Delitto alla baia d’Argento si presenta come un romanzo giallo classico, perfetta lettura sotto l’ombrellone, che regala un reale svago e una lettura molto piacevole, grazie al suo stile semplice e
pulito.
Nel suo secondo romanzo, Antonio Boggio rinnova l’affascinante ambientazione sull’Isola di San Pietro, fatta di luci, odori, ricordi e puntellata da riferimenti enogastronomici.

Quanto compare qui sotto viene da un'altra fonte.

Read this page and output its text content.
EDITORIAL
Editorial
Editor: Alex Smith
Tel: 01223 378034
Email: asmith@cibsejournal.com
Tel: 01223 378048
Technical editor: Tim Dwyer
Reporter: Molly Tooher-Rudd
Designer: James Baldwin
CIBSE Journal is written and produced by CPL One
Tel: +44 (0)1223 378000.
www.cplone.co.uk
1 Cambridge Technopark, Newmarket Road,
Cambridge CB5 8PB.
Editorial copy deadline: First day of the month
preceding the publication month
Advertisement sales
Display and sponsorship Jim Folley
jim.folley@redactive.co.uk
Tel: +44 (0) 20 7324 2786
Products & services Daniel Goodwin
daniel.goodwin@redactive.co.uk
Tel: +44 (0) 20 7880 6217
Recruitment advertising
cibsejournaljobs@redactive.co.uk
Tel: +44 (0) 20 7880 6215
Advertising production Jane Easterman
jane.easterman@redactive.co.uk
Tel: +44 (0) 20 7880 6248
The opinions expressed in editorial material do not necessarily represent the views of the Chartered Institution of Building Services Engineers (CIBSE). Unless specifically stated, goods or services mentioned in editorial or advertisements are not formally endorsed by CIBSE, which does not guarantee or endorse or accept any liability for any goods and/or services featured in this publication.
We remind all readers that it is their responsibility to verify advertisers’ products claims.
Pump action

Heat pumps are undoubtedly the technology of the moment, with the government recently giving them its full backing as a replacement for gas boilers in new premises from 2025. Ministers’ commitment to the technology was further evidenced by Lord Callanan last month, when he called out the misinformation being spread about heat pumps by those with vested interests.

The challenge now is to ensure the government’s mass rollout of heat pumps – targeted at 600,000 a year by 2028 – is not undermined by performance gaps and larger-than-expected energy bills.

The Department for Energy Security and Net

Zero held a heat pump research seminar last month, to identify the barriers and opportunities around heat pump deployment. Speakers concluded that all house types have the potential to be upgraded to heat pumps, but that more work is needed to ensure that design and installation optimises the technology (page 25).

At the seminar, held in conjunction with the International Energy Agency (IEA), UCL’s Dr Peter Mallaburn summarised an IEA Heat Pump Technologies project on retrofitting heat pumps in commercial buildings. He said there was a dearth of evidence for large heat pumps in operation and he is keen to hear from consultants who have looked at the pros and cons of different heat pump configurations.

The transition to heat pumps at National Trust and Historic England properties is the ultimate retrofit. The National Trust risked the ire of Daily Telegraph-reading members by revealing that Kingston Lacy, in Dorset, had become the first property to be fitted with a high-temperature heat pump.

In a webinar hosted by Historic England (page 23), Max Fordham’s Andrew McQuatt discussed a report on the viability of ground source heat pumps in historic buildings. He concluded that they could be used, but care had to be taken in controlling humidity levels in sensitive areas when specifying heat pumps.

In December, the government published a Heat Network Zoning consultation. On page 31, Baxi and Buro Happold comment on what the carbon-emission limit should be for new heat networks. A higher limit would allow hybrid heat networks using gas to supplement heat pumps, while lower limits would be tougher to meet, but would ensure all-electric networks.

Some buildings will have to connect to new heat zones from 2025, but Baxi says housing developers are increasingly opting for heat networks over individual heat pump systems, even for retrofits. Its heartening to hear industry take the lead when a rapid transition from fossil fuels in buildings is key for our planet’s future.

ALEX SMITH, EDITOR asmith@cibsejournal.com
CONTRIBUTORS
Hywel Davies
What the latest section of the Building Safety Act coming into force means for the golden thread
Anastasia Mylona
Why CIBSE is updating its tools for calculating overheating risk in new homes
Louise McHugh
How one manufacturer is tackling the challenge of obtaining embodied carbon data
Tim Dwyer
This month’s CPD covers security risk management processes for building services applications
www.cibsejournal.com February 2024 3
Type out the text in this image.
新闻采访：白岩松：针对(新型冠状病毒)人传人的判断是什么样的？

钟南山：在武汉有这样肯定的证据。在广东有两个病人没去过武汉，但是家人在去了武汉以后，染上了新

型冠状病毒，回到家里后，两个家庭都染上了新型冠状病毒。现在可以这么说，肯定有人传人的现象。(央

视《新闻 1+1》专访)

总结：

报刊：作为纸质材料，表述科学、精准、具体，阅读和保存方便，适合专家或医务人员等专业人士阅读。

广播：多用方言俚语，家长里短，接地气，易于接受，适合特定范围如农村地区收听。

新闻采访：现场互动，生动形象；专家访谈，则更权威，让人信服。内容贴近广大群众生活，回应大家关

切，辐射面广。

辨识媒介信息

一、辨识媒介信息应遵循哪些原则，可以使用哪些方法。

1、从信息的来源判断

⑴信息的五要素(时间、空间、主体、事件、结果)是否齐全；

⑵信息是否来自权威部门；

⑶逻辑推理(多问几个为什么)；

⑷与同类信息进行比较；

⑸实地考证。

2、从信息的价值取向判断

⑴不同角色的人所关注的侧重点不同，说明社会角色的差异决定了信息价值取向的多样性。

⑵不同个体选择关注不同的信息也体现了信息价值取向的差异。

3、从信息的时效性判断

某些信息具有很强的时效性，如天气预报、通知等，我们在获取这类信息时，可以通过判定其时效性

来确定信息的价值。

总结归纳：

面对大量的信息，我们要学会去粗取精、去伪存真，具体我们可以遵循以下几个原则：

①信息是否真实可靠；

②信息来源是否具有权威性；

Il dialetto locale, il Tabarchino, ritorna continuamente nei dialoghi e diventa un vero e proprio protagonista della vicenda.
L’origine della lingua in cui parlano i personaggi del libro è molto interessante, perché mostra la ricchezza degli incroci che per secoli hanno caratterizzato le popolazioni del Mediterraneo. “Tabarchino” fa riferimento alla città di Tabarca, nell’odierna Tunisia, che fu colonia della Repubblica di Genova fino al 1741. Scacciati dal Bey di Tunisi, i coloni genovesi trovarono rifugio in Spagna, dove Re Carlo III mise a loro disposizione l’isola di San Paolo, poi ribattezzata “Nuova Tabarca” a partire dal 1770. Questo fazzoletto di terra, la più piccola isola abitata di Spagna, che oggi annovera solo 68 residenti, si trova nei pressi di Alicante, nella Comunità Valenziana, ed è gemellata proprio con Carloforte.
L’ambientazione, come dicevamo, è un elemento centrale del costrutto narrativo, non solo perché
fornisce uno sfondo di colori e suoni, ma anche perché l’essere isolani e isolati crea dei legami particolari tra i personaggi e un ambiente da villaggio in cui ciascuno sa, o pensa di sapere, tutto di tutti.
Questa nuova indagine è l’occasione di approfondire alcuni aspetti del protagonista, del quale il lettore scopre, a poco a poco, l’oscura storia familiare, lasciando così intuire le ragioni delle tante fragilità di Terranova e della sua paura ad abbassare le proprie difese e ad amare.
L’indagine si mostra complessa e con alcuni piccoli colpi di scena, anche se il lettore attento riesce,
abbastanza facilmente, a individuare le incongruenze e gli elementi chiave che permetteranno a
Terranova di risolvere il mistero. Infatti, il punto di svolta è abbastanza visibile, anche se Antonio Boggio imbroglia poi le carte, dribblando l’ovvio sospettato per puntare su un personaggio relativamente secondario.
Un romanzo molto piacevole, che invita a rilassarsi e a lasciarsi cullare dal sciabordio del mare.